Dona Tuca
e o homem tóxico

Tempo de leitura: 10 minutos

1

Manhã de sábado. Paulino Eiras de França Júnior se senta no sofá com um suco de laranja numa mão e um misto-quente que acaba de tirar da sanduicheira na outra. Ele gostava de tomar seu café da manhã assim, relaxado, de moletom velho e chinelo, na sala do apartamento de dois dormitórios que financiara em 30 anos pelo sfh e para o qual mudara-se há sete meses. Ele liga a televisão de 50 polegadas da qual ainda pagava as prestações — dividira tudo em 24 vezes no cartão de crédito — e procura algo para assistir.

Enquanto zapeia no controle remoto, França dá uma olhada panorâmica pela sala: mira o lustre chinês da salinha de jantar, bonitinho; depois olha o roda-teto de gesso — agora ele tinha uma sala com gesso no teto — , num estilo branquinho tradicional que contrastava bem com o azul-gelo suvinil das paredes, e arrematado pelo visual das portas brancas dos dormitórios. Incrível: nem custou tão caro tudo aquilo, mas mesmo assim o aspecto novinho do acabamento lembrava vagamente uma casa de classe média americana, igual a dos filmes, padrão que no seu entender representava o melhor do conforto e bem-estar doméstico.

França sentia-se orgulhoso de sua conquista recente, o belo apezinho; conquista não apenas sua, mas também da esposa, Edivânia Lucilene de França, no momento grávida de cinco meses e que infelizmente não pôde acompanhá-lo naquele café da manhã, pois estava no plantão de vendas da construtora onde trabalhava. Hoje era o dia do grande feirão imobiliário, e tudo indicava que ela conseguiria fechar uns bons negócios nesse final de semana; afinal, martelaram a campanha durante toda a semana no ShopMix, canal 19 UHF. Ah, com certeza. Daria tudo certo, em nome de Jesus.

Sem opção para assistir na tevê, França vai ao mesmo canal líder de sempre; o canal líder de sempre era aquele que se sobressaía em qualidade de todos os demais na tevê aberta. Os outros canais só exibiam programas de uma igreja evangélica diferente daquela que o casal frequentava ou reclames de panela antiaderente; tinha também o canal educativo do governo, que passava um jornal com voz abafada, sempre a falar da floresta e a mostrar uns índios tristes.
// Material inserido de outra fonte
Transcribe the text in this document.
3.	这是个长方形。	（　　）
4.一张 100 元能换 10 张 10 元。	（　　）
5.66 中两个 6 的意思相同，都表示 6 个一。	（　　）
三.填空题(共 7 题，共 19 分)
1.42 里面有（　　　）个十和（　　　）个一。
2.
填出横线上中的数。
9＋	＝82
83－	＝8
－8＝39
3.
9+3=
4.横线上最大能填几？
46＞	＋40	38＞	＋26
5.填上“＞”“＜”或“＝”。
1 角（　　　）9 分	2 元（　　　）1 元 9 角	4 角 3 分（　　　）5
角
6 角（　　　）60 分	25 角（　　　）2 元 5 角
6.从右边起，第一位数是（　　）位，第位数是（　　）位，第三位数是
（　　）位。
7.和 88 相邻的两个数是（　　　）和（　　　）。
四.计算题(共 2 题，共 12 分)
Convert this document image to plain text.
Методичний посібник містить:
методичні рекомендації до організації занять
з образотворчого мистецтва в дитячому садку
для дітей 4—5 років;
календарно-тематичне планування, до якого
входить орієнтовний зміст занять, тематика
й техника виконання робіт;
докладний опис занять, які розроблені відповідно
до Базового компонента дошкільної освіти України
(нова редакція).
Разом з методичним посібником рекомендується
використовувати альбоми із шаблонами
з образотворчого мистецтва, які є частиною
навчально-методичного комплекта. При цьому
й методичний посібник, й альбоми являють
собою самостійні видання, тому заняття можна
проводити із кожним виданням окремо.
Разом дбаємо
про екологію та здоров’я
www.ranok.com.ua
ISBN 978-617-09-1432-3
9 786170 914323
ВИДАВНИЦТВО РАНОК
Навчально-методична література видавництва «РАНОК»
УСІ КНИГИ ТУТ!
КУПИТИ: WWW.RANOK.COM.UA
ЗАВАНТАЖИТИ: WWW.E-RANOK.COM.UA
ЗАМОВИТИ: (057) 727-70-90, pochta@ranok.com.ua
Vai ver era por isso que o canal líder era o mais assistido do Brasil: a ruindade e o tédio dos outros canais praticamente garantiam uma reserva de mercado para aquela emissora.
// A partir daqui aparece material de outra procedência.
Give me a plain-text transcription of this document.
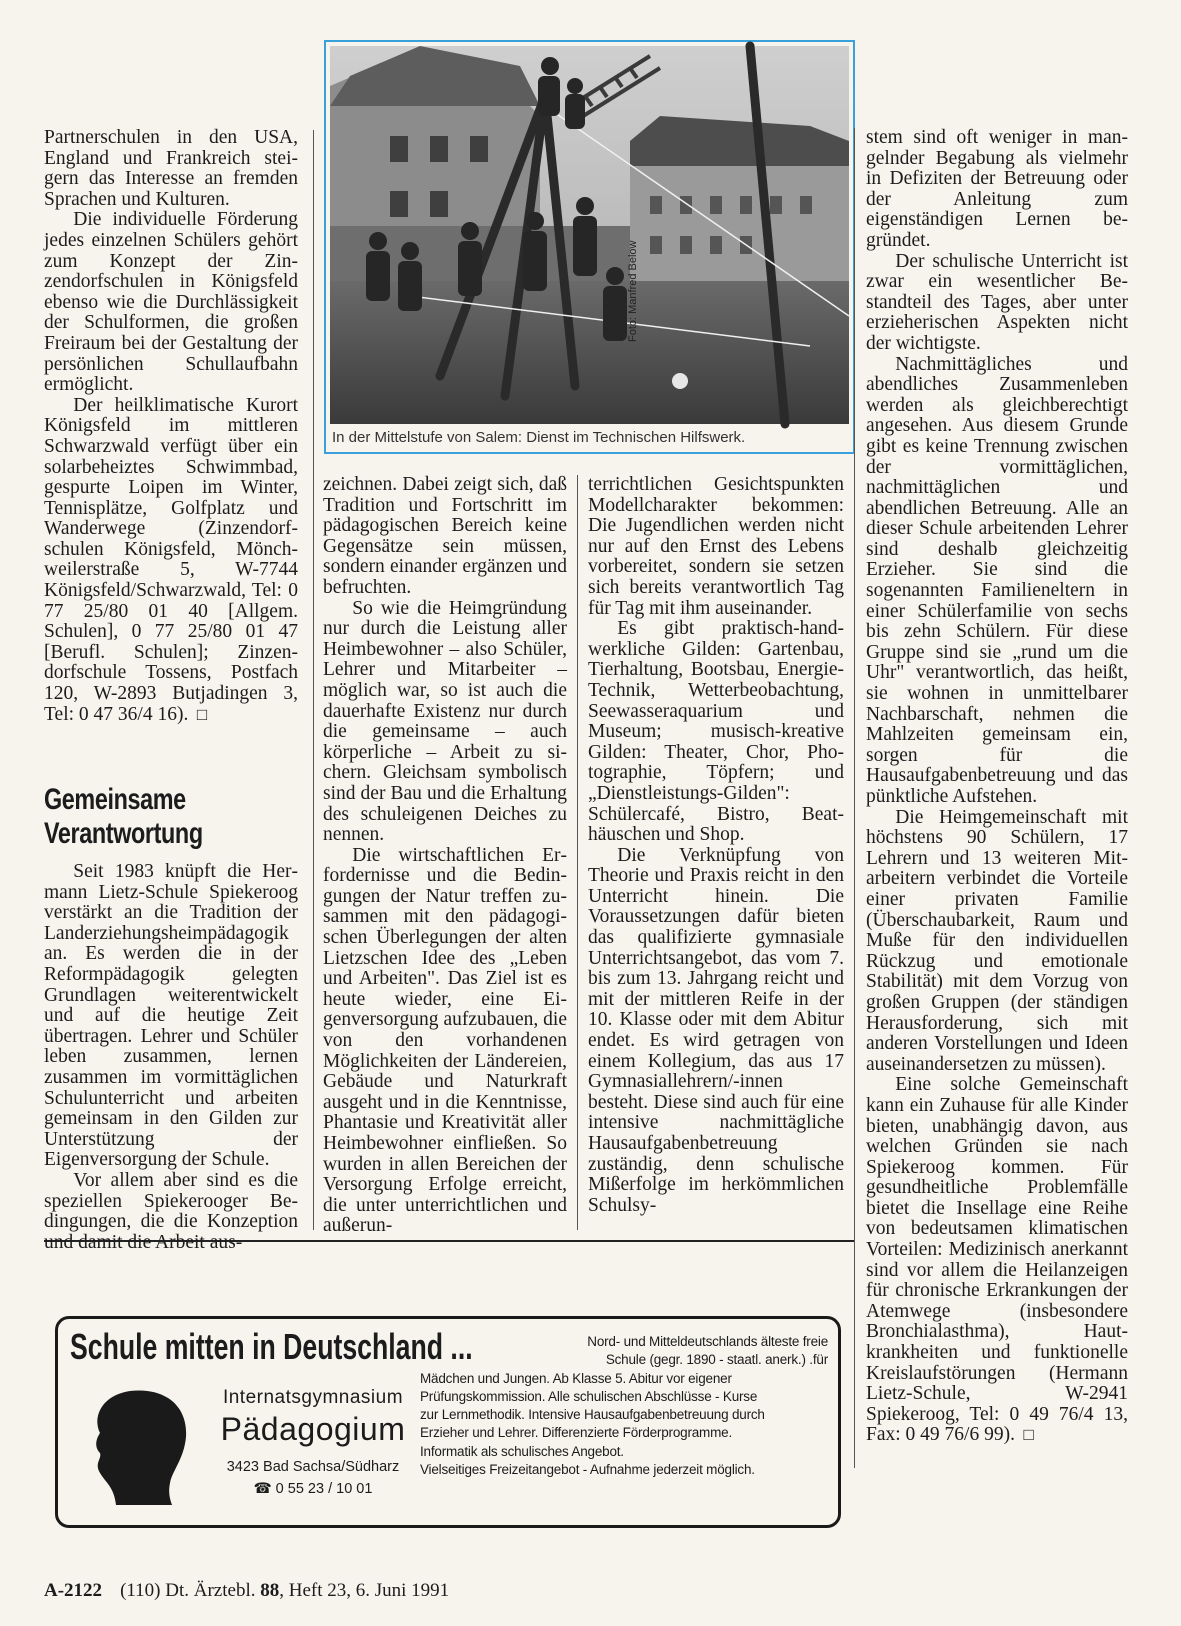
Foto: Manfred Below
In der Mittelstufe von Salem: Dienst im Technischen Hilfswerk.

Partnerschulen in den USA, England und Frankreich steigern das Interesse an fremden Sprachen und Kulturen.

Die individuelle Förderung jedes einzelnen Schülers gehört zum Konzept der Zinzendorfschulen in Königsfeld ebenso wie die Durchlässigkeit der Schulformen, die großen Freiraum bei der Gestaltung der persönlichen Schullaufbahn ermöglicht.

Der heilklimatische Kurort Königsfeld im mittleren Schwarzwald verfügt über ein solarbeheiztes Schwimmbad, gespurte Loipen im Winter, Tennisplätze, Golfplatz und Wanderwege (Zinzendorfschulen Königsfeld, Mönchweilerstraße 5, W-7744 Königsfeld/Schwarzwald, Tel: 0 77 25/80 01 40 [Allgem. Schulen], 0 77 25/80 01 47 [Berufl. Schulen]; Zinzendorfschule Tossens, Postfach 120, W-2893 Butjadingen 3, Tel: 0 47 36/4 16).  □

Gemeinsame Verantwortung

Seit 1983 knüpft die Hermann Lietz-Schule Spiekeroog verstärkt an die Tradition der Landerziehungsheimpädagogik an. Es werden die in der Reformpädagogik gelegten Grundlagen weiterentwickelt und auf die heutige Zeit übertragen. Lehrer und Schüler leben zusammen, lernen zusammen im vormittäglichen Schulunterricht und arbeiten gemeinsam in den Gilden zur Unterstützung der Eigenversorgung der Schule.

Vor allem aber sind es die speziellen Spiekerooger Bedingungen, die die Konzeption und damit die Arbeit aus-

zeichnen. Dabei zeigt sich, daß Tradition und Fortschritt im pädagogischen Bereich keine Gegensätze sein müssen, sondern einander ergänzen und befruchten.

So wie die Heimgründung nur durch die Leistung aller Heimbewohner – also Schüler, Lehrer und Mitarbeiter – möglich war, so ist auch die dauerhafte Existenz nur durch die gemeinsame – auch körperliche – Arbeit zu sichern. Gleichsam symbolisch sind der Bau und die Erhaltung des schuleigenen Deiches zu nennen.

Die wirtschaftlichen Erfordernisse und die Bedingungen der Natur treffen zusammen mit den pädagogischen Überlegungen der alten Lietzschen Idee des „Leben und Arbeiten". Das Ziel ist es heute wieder, eine Eigenversorgung aufzubauen, die von den vorhandenen Möglichkeiten der Ländereien, Gebäude und Naturkraft ausgeht und in die Kenntnisse, Phantasie und Kreativität aller Heimbewohner einfließen. So wurden in allen Bereichen der Versorgung Erfolge erreicht, die unter unterrichtlichen und außerun-

terrichtlichen Gesichtspunkten Modellcharakter bekommen: Die Jugendlichen werden nicht nur auf den Ernst des Lebens vorbereitet, sondern sie setzen sich bereits verantwortlich Tag für Tag mit ihm auseinander.

Es gibt praktisch-handwerkliche Gilden: Gartenbau, Tierhaltung, Bootsbau, Energie-Technik, Wetterbeobachtung, Seewasseraquarium und Museum; musisch-kreative Gilden: Theater, Chor, Photographie, Töpfern; und „Dienstleistungs-Gilden": Schülercafé, Bistro, Beathäuschen und Shop.

Die Verknüpfung von Theorie und Praxis reicht in den Unterricht hinein. Die Voraussetzungen dafür bieten das qualifizierte gymnasiale Unterrichtsangebot, das vom 7. bis zum 13. Jahrgang reicht und mit der mittleren Reife in der 10. Klasse oder mit dem Abitur endet. Es wird getragen von einem Kollegium, das aus 17 Gymnasiallehrern/-innen besteht. Diese sind auch für eine intensive nachmittägliche Hausaufgabenbetreuung zuständig, denn schulische Mißerfolge im herkömmlichen Schulsy-

stem sind oft weniger in mangelnder Begabung als vielmehr in Defiziten der Betreuung oder der Anleitung zum eigenständigen Lernen begründet.

Der schulische Unterricht ist zwar ein wesentlicher Bestandteil des Tages, aber unter erzieherischen Aspekten nicht der wichtigste.

Nachmittägliches und abendliches Zusammenleben werden als gleichberechtigt angesehen. Aus diesem Grunde gibt es keine Trennung zwischen der vormittäglichen, nachmittäglichen und abendlichen Betreuung. Alle an dieser Schule arbeitenden Lehrer sind deshalb gleichzeitig Erzieher. Sie sind die sogenannten Familieneltern in einer Schülerfamilie von sechs bis zehn Schülern. Für diese Gruppe sind sie „rund um die Uhr" verantwortlich, das heißt, sie wohnen in unmittelbarer Nachbarschaft, nehmen die Mahlzeiten gemeinsam ein, sorgen für die Hausaufgabenbetreuung und das pünktliche Aufstehen.

Die Heimgemeinschaft mit höchstens 90 Schülern, 17 Lehrern und 13 weiteren Mitarbeitern verbindet die Vorteile einer privaten Familie (Überschaubarkeit, Raum und Muße für den individuellen Rückzug und emotionale Stabilität) mit dem Vorzug von großen Gruppen (der ständigen Herausforderung, sich mit anderen Vorstellungen und Ideen auseinandersetzen zu müssen).

Eine solche Gemeinschaft kann ein Zuhause für alle Kinder bieten, unabhängig davon, aus welchen Gründen sie nach Spiekeroog kommen. Für gesundheitliche Problemfälle bietet die Insellage eine Reihe von bedeutsamen klimatischen Vorteilen: Medizinisch anerkannt sind vor allem die Heilanzeigen für chronische Erkrankungen der Atemwege (insbesondere Bronchialasthma), Hautkrankheiten und funktionelle Kreislaufstörungen (Hermann Lietz-Schule, W-2941 Spiekeroog, Tel: 0 49 76/4 13, Fax: 0 49 76/6 99).  □

Schule mitten in Deutschland ...	Nord- und Mitteldeutschlands älteste freie
Schule (gegr. 1890 - staatl. anerk.) .für
Mädchen und Jungen. Ab Klasse 5. Abitur vor eigener
Prüfungskommission. Alle schulischen Abschlüsse - Kurse
zur Lernmethodik. Intensive Hausaufgabenbetreuung durch
Erzieher und Lehrer. Differenzierte Förderprogramme.
Informatik als schulisches Angebot.
Vielseitiges Freizeitangebot - Aufnahme jederzeit möglich.
Internatsgymnasium
Pädagogium
3423 Bad Sachsa/Südharz
☎ 0 55 23 / 10 01
A-2122 (110) Dt. Ärztebl. 88, Heft 23, 6. Juni 1991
Pois no canal líder de sempre exibem uma roda de debate, França percebe: está lá uma moça com uma soberba cabeleira que irradiava em todas as direções, e uma senhora branquinha, mais ou menos idosa, vestida com uma informal túnica de linho que destoava de sua expressão aristocrática; por último, um rapaz franzino com barba por fazer que, a julgar pelo tom e os trejeitos, devia jogar no time B da masculinidade.
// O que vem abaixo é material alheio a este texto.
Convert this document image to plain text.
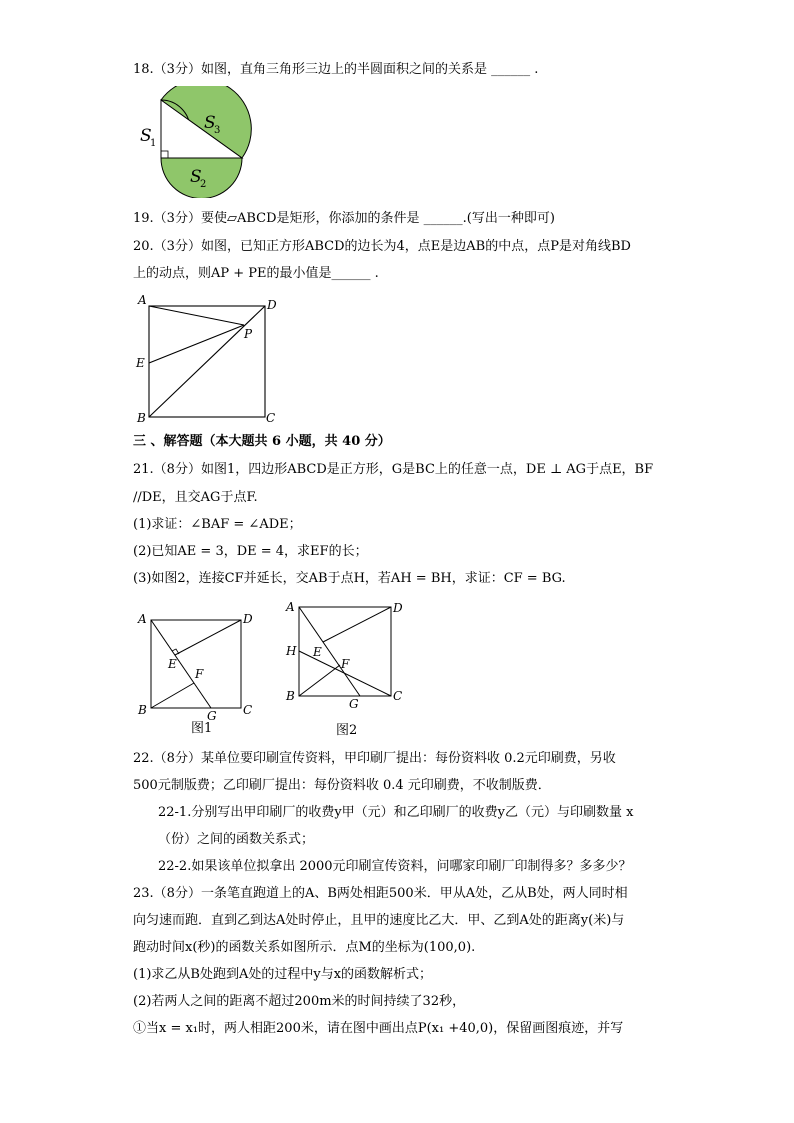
18.（3分）如图，直角三角形三边上的半圆面积之间的关系是 ______ .
S
1
S
3
S
2
19.（3分）要使▱ABCD是矩形，你添加的条件是 ______.(写出一种即可)
20.（3分）如图，已知正方形ABCD的边长为4，点E是边AB的中点，点P是对角线BD
上的动点，则AP + PE的最小值是______ .
A	D
P
E
B	C
三 、解答题（本大题共 6 小题，共 40 分）
21.（8分）如图1，四边形ABCD是正方形，G是BC上的任意一点，DE ⊥ AG于点E，BF
//DE，且交AG于点F.
(1)求证：∠BAF = ∠ADE；
(2)已知AE = 3，DE = 4，求EF的长；
(3)如图2，连接CF并延长，交AB于点H，若AH = BH，求证：CF = BG.
A	D
E
F
B	G C
图1
A	D
H E
F
B
G
C
图2
22.（8分）某单位要印刷宣传资料，甲印刷厂提出：每份资料收 0.2元印刷费，另收
500元制版费；乙印刷厂提出：每份资料收 0.4 元印刷费，不收制版费．
22-1.分别写出甲印刷厂的收费y甲（元）和乙印刷厂的收费y乙（元）与印刷数量 x
（份）之间的函数关系式；
22-2.如果该单位拟拿出 2000元印刷宣传资料，问哪家印刷厂印制得多？多多少？
23.（8分）一条笔直跑道上的A、B两处相距500米．甲从A处，乙从B处，两人同时相
向匀速而跑．直到乙到达A处时停止，且甲的速度比乙大．甲、乙到A处的距离y(米)与
跑动时间x(秒)的函数关系如图所示．点M的坐标为(100,0).
(1)求乙从B处跑到A处的过程中y与x的函数解析式；
(2)若两人之间的距离不超过200m米的时间持续了32秒，
①当x = x₁时，两人相距200米，请在图中画出点P(x₁ +40,0)，保留画图痕迹，并写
O fato é que Paulino Eiras de França Júnior parou para ver aquela roda de conversa do show matinal, cujo cenário exibia uma rusticidade gourmet e despojamento chique; uma decoração pensada para quem não liga tanto para o luxo e valoriza o que realmente importa, muito além do dinheiro. Sentados em cadeiras de vime, os três debatedores falam de feminismo, lgbteísmo, racismo, machismo e vários ismos que a mídia tanto fala mas que ninguém dá a mínima no ponto de ônibus.

Parece que a moça do cabelo farto presidia lá uma ONG instituto zuma, zemba, mamba — França não ouviu muito bem; o rapaz diz ser ator e que acabava de chegar da Holanda; viera ao Brasil com o marido holandês para adotar três crianças bem brasileiras, disse; quanto à senhora distinta com roupa humilde, França ficou surpreso ao saber: era ninguém menos que a dona do mesmo banco no qual ele trabalhava como bancário, há cinco anos, exatamente na agência 3702 dígito 9, no Jardim Marialva, bem em frente à Praça do Relógio. Sim, aquela era a dona do banco Tupy, em pessoa. Ela se chama Antonina Seráfico, ou Tuca para os íntimos. Apelido simpático. Ao dar-se conta disso, França presta mais atenção nela, enquanto morde o misto-quente mais uma vez e estica o queijo à frente da boca. Aproveita a oportunidade para ver a fisionomia daquela que afinal era sua patroa, embora ela não soubesse. Que bacana… então foi ela quem carimbou sua carteira profissional?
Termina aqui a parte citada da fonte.